Hoe het ook zij, de temperatuur begon zich pas rond 1750 te herstellen. Men spreekt in het algemeen over deze periode als de kleine ijstijd.
In feodaal Europa vormden landbouw en landbezit de basis voor alle welvaart. De boeren leefden van het land, de adel leefde van de boeren. De handel was nog minimaal. De totale jaarlijkse import vanuit Azië zou op een enkel containerschip passen. Een temperatuurdaling van ruim vier graden had enorme gevolgen. Tegenvallende oogsten, sociale onrust en regionale boerenopstanden. En ook de adel ondervond de negatieve gevolgen daarvan door de sterk dalende belastinginkomsten. Historici gaan ervan uit dat er in Engeland tussen 1585 en 1660 meer dan zeventig opstanden tegen de hoge graanprijzen voorkwamen. Naar schatting zijn tussen 1601 en 1603 in Rusland zo’n 3 miljoen mensen overleden aan honger of door epidemieën. Vlak daarvoor vond er op 19 februari 1600 een vulkaanuitbarsting plaats in Peru die in heel Noord Europa tot ernstige gevolgen zou leiden.
Niet zelden vonden overal heksenverbrandingen plaats. Twintig procent daarvan was man. In totaal werden er in Europa zo’n 110.000 heksenprocessen gevoerd en in ongeveer de helft daarvan vond er een terechtstelling plaats. En het is natuurlijk niet vreemd dat in een tijd dat er nog geen wetenschappelijke traditie was ontwikkeld vooral ook theologische verklaringen voor de rampspoed werden gezocht. Dit ondanks de populariteit van De rerum natura van Lucretius dat in 1417 was ontdekt en waarin de schrijver aangaf dat alles in de natuur verliep volgens eigen wetten, zonder tussenkomst van de goden. In alle commotie en onheil ontstond een groeiende behoefte om de natuur te begrijpen en werd de empirische waarneming en beschrijving daarvan steeds populairder.

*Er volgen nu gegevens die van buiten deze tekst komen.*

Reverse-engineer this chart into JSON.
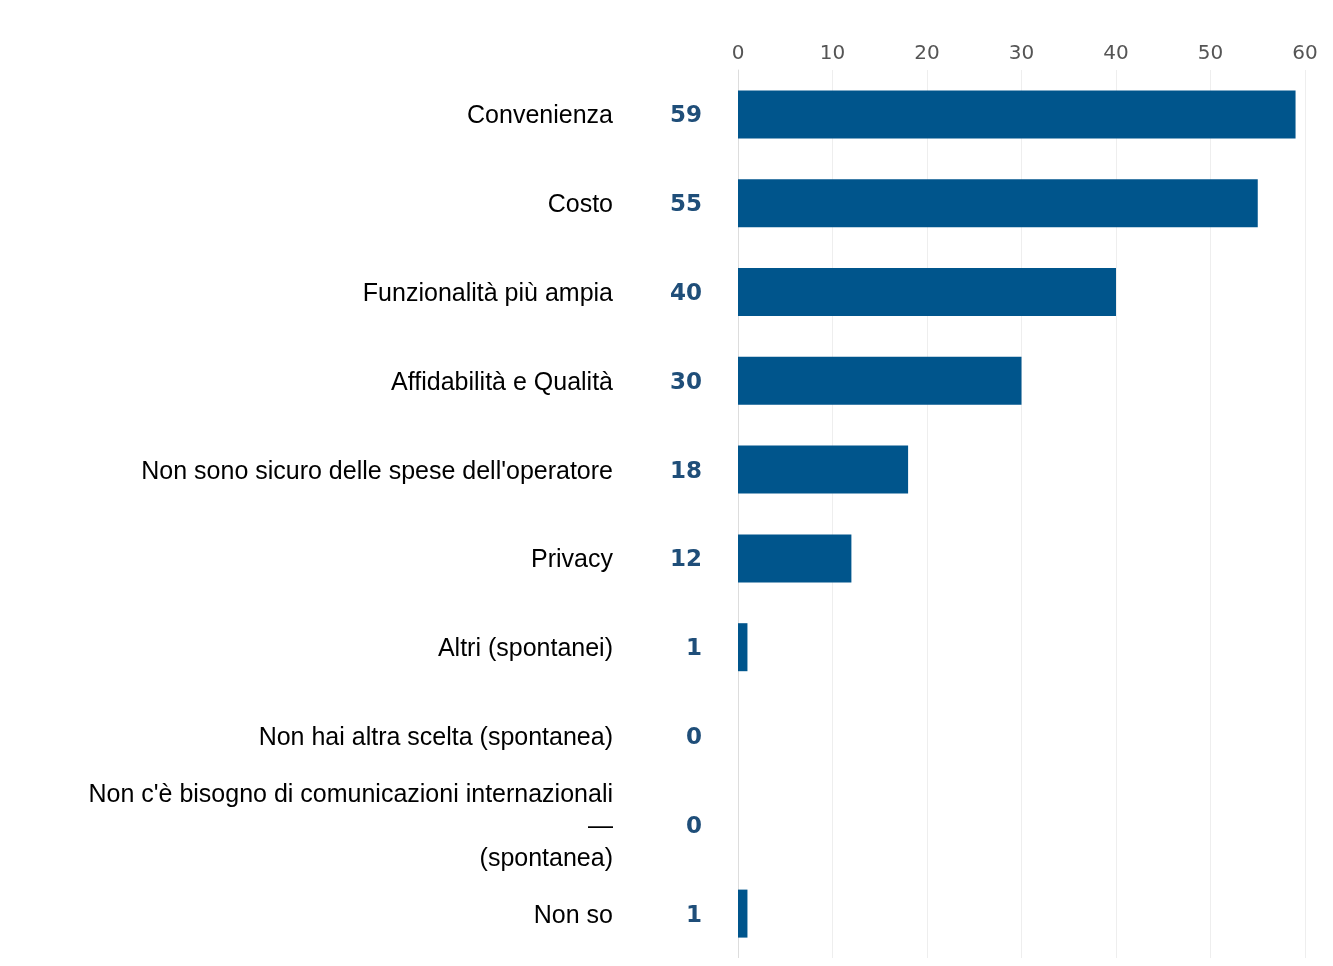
{
  "chart_data": {
    "type": "bar",
    "orientation": "horizontal",
    "categories": [
      "Convenienza",
      "Costo",
      "Funzionalità più ampia",
      "Affidabilità e Qualità",
      "Non sono sicuro delle spese dell'operatore",
      "Privacy",
      "Altri (spontanei)",
      "Non hai altra scelta (spontanea)",
      "Non c'è bisogno di comunicazioni internazionali\n—\n(spontanea)",
      "Non so"
    ],
    "values": [
      59,
      55,
      40,
      30,
      18,
      12,
      1,
      0,
      0,
      1
    ],
    "color": "#00558c",
    "xlim": [
      0,
      60
    ],
    "xticks": [
      0,
      10,
      20,
      30,
      40,
      50,
      60
    ],
    "grid": "x",
    "data_labels": true
  }
}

Maar magie en bijbelse voorspellingen waren minstens even populair.
Het waren de kleine boeren die de dupe werden van de slechte oogsten; de landeigenaren waren niet afhankelijk van de opbrengsten alleen en verhoogden de prijzen bij een schaarser aanbod; zij profiteerden er dus juist van! De boeren werden niet gestimuleerd tot efficiënter werken want de meeropbrengsten van hun bedrijf moesten ze integraal afstaan aan de landsheer.

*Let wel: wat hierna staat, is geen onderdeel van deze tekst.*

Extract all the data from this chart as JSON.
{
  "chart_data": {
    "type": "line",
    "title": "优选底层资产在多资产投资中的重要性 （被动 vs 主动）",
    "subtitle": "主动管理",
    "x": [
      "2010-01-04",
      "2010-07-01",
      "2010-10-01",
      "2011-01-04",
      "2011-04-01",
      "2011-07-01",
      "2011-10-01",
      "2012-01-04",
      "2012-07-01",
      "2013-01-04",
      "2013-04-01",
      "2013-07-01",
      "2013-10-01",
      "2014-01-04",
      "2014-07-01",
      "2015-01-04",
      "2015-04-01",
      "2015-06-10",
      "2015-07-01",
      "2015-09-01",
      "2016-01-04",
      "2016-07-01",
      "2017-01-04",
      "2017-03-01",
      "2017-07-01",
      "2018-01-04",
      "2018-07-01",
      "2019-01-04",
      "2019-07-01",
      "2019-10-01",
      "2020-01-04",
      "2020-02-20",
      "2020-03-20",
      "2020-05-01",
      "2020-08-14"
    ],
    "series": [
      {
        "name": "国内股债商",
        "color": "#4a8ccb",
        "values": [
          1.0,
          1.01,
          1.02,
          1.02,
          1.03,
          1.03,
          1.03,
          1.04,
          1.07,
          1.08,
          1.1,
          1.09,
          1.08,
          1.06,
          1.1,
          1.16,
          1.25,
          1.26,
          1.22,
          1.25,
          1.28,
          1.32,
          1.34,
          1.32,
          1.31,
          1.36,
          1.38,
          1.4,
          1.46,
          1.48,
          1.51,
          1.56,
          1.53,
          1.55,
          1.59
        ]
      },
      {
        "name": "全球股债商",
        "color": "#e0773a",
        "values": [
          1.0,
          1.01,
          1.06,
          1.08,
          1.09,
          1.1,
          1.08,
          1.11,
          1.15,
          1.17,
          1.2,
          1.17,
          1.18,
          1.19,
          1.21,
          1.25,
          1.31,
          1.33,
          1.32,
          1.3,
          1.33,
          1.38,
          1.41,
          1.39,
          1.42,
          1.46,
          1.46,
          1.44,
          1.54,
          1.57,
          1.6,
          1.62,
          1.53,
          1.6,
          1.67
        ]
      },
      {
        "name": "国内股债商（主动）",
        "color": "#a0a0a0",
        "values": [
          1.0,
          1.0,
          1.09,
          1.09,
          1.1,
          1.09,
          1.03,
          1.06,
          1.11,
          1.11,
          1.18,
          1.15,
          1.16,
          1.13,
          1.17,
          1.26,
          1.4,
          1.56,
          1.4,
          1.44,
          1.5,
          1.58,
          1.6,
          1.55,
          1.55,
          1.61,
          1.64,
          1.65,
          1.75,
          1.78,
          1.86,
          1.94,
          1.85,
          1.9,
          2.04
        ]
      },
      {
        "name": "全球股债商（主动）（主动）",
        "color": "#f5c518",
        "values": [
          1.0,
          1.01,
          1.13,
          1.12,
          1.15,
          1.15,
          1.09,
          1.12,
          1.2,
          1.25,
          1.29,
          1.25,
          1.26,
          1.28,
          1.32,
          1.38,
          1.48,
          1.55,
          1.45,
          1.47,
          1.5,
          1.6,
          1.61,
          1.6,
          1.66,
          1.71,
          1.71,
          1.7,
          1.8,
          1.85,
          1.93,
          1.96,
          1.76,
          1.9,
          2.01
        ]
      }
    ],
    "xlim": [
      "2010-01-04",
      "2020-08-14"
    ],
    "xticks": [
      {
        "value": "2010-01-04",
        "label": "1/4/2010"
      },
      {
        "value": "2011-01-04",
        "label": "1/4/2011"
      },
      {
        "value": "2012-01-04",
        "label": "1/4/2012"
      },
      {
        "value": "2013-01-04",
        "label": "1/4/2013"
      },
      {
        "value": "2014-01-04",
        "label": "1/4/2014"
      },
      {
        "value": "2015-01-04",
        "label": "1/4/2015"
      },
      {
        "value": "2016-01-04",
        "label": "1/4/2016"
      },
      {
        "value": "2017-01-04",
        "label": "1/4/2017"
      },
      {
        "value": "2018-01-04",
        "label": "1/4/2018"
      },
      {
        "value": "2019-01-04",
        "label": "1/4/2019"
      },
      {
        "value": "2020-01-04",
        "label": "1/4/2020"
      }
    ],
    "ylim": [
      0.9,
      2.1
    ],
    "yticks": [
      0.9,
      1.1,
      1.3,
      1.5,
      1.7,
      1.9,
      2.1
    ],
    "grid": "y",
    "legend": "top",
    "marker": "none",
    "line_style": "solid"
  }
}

Het is evident dat oorlogen als de dertigjarige oorlog een zware tol eisten, in termen van levens en in termen van geld. Door innovaties werd oorlogvoering steeds duurder. Omdat de inkomsten uit landbouw door de klimaatverandering sterk terugliepen, moesten andere wegen worden bewandeld. Het realiseren van handelsoverschotten met verre landen was een van die strategieën.

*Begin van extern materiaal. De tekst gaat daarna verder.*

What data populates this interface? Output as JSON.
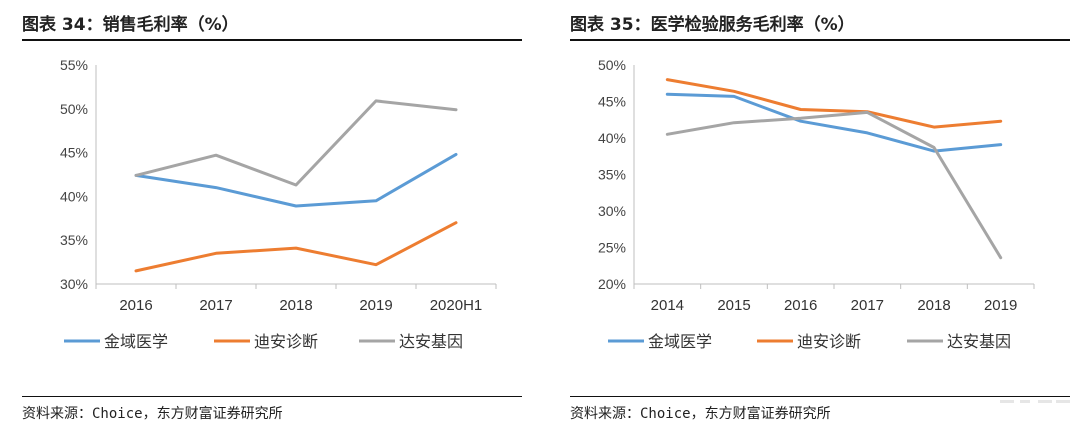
{
  "figures": [
    {
      "title": "图表 34：销售毛利率（%）",
      "source": "资料来源：Choice，东方财富证券研究所",
      "chart_data": {
        "type": "line",
        "categories": [
          "2016",
          "2017",
          "2018",
          "2019",
          "2020H1"
        ],
        "y_ticks": [
          "55%",
          "50%",
          "45%",
          "40%",
          "35%",
          "30%"
        ],
        "ylim": [
          30,
          55
        ],
        "grid": false,
        "legend_position": "bottom",
        "series": [
          {
            "name": "金域医学",
            "color": "#5b9bd5",
            "values": [
              42.4,
              41.0,
              38.9,
              39.5,
              44.8
            ]
          },
          {
            "name": "迪安诊断",
            "color": "#ed7d31",
            "values": [
              31.5,
              33.5,
              34.1,
              32.2,
              37.0
            ]
          },
          {
            "name": "达安基因",
            "color": "#a5a5a5",
            "values": [
              42.4,
              44.7,
              41.3,
              50.9,
              49.9
            ]
          }
        ]
      }
    },
    {
      "title": "图表 35：医学检验服务毛利率（%）",
      "source": "资料来源：Choice，东方财富证券研究所",
      "chart_data": {
        "type": "line",
        "categories": [
          "2014",
          "2015",
          "2016",
          "2017",
          "2018",
          "2019"
        ],
        "y_ticks": [
          "50%",
          "45%",
          "40%",
          "35%",
          "30%",
          "25%",
          "20%"
        ],
        "ylim": [
          20,
          50
        ],
        "grid": false,
        "legend_position": "bottom",
        "series": [
          {
            "name": "金域医学",
            "color": "#5b9bd5",
            "values": [
              46.0,
              45.7,
              42.3,
              40.7,
              38.2,
              39.1
            ]
          },
          {
            "name": "迪安诊断",
            "color": "#ed7d31",
            "values": [
              48.0,
              46.4,
              43.9,
              43.6,
              41.5,
              42.3
            ]
          },
          {
            "name": "达安基因",
            "color": "#a5a5a5",
            "values": [
              40.5,
              42.1,
              42.7,
              43.5,
              38.7,
              23.6
            ]
          }
        ]
      }
    }
  ]
}
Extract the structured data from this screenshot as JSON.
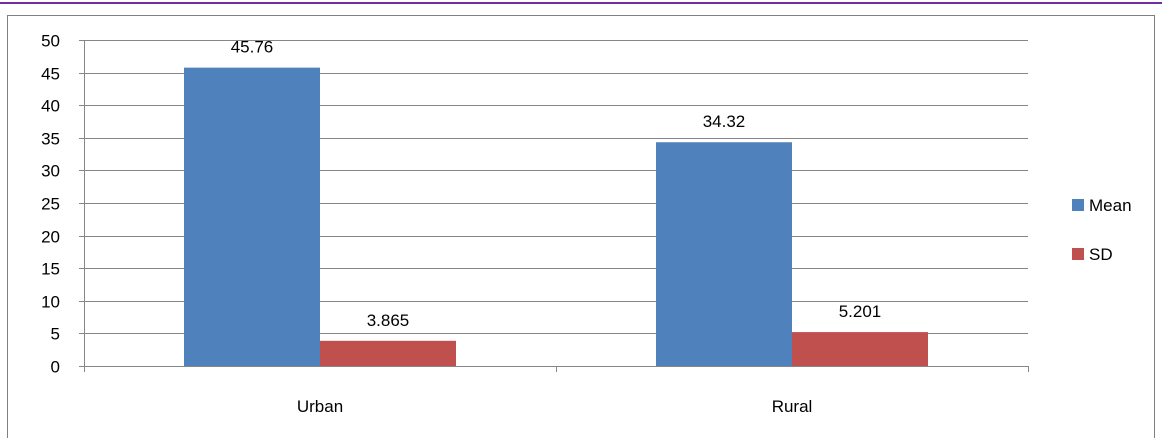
{
  "colors": {
    "top_rule": "#7030A0",
    "frame": "#7F7F7F",
    "gridline": "#868686",
    "axis": "#868686",
    "text": "#000000"
  },
  "chart_data": {
    "type": "bar",
    "title": "",
    "xlabel": "",
    "ylabel": "",
    "categories": [
      "Urban",
      "Rural"
    ],
    "series": [
      {
        "name": "Mean",
        "color": "#4F81BD",
        "values": [
          45.76,
          34.32
        ],
        "labels": [
          "45.76",
          "34.32"
        ]
      },
      {
        "name": "SD",
        "color": "#C0504D",
        "values": [
          3.865,
          5.201
        ],
        "labels": [
          "3.865",
          "5.201"
        ]
      }
    ],
    "ylim": [
      0,
      50
    ],
    "yticks": [
      "0",
      "5",
      "10",
      "15",
      "20",
      "25",
      "30",
      "35",
      "40",
      "45",
      "50"
    ],
    "grid": true,
    "legend_position": "right"
  }
}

Stabiliteit en groei van de nationale economie werden voor het eerst gedefinieerd als doel van een succesvolle samenleving. Het was de tijd van de moraalfilosoof en econoom Adam Smith. En armen vormden daarbij een zeer belangrijke factor als goedkope arbeidskrachten opdat binnenlandse grondstoffen zo goedkoop mogelijk konden worden omgezet in dure exportgoederen. Steeds nadrukkelijker ontstaan er hechte verbanden tussen de moderne oorlog, het mercantilisme en fundamentele ideeën over kennis en wetenschap, natuur en staat, moraal en mensenrechten.
Dit is een heerlijk boek dat Blom de gelegenheid biedt niet alleen te schrijven over de impact van klinaatvariaties maar tevens uit te weiden over Descartes, Pierre Bayles, Spinoza, de tragische Uriel da Costa, Gassendi (de eerste denker die de wereld in termen van atomen beschreef), Franciscus van den Enden (de eerste die een op een seculier concept gebaseerde staatsgreep beraamde), Voltaire et cetera. Fascinerende passages. Vooral de banvloek die de Joodse gemeente opstelde tegen Baruch Spinoza - op dat moment nog maar 23 jaar oud! - is ijzingwekkend om te lezen.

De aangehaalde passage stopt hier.